Prior to the raise that the Board of Directors dished up on March 6, Kirchhoff had earned a base salary of $750,000, a big part of his $2.41 million in total compensation. But the boost to a $1 million base salary gave him a boost of nearly 34%, and that’s not the only generous raise that he has gotten recently. Last year’s proxy disclosed that his salary rose from $675,000 to $750,000 on April 1, 2010. Thus, in 2 years, that’s a raise of more than 48%. And that’s just the base salary component of his compensation; he also got stock awards, stock options, and non-equity incentive compensation (translation: bonus) worth more than $1.56 million in fiscal 2010.

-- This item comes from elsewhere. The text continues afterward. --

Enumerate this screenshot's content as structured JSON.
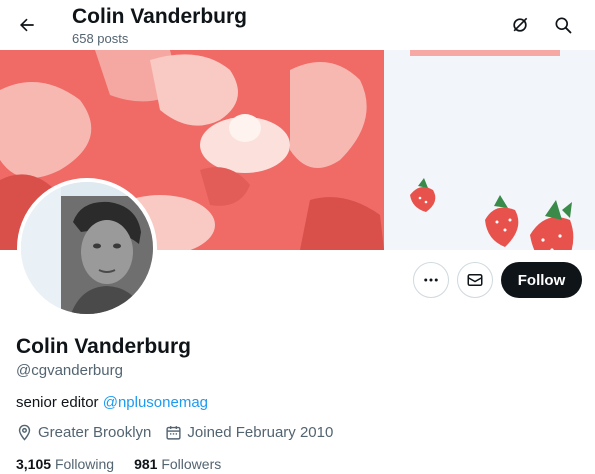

Last week the board also gave Kirchhoff a boost to his target bonus percentage from 75% to 100% of his base salary. And since both the bonus target and the base salary rose simultaneously, his old target of $562,500 is now a new target of $1 million.

Of course, Kirchhoff has been around Weight Watchers for a while now. He originally joined the company in 2000, starting as a senior vice president of strategy and business development, and ending as CFO of Weight when he left in 2003. He later rejoined the company in June, 2004 and was promoted to president and chief executive in December, 2006.

The company performed well in the 4th quarter of FY 2011, and the stock price is up about 29% compared to a year ago. Thus, shareholders of the controlled company might not begrudge Kirchhoff’s rich new compensation terms – at least, for as long as Weight Watchers’ financial results remain fat and happy.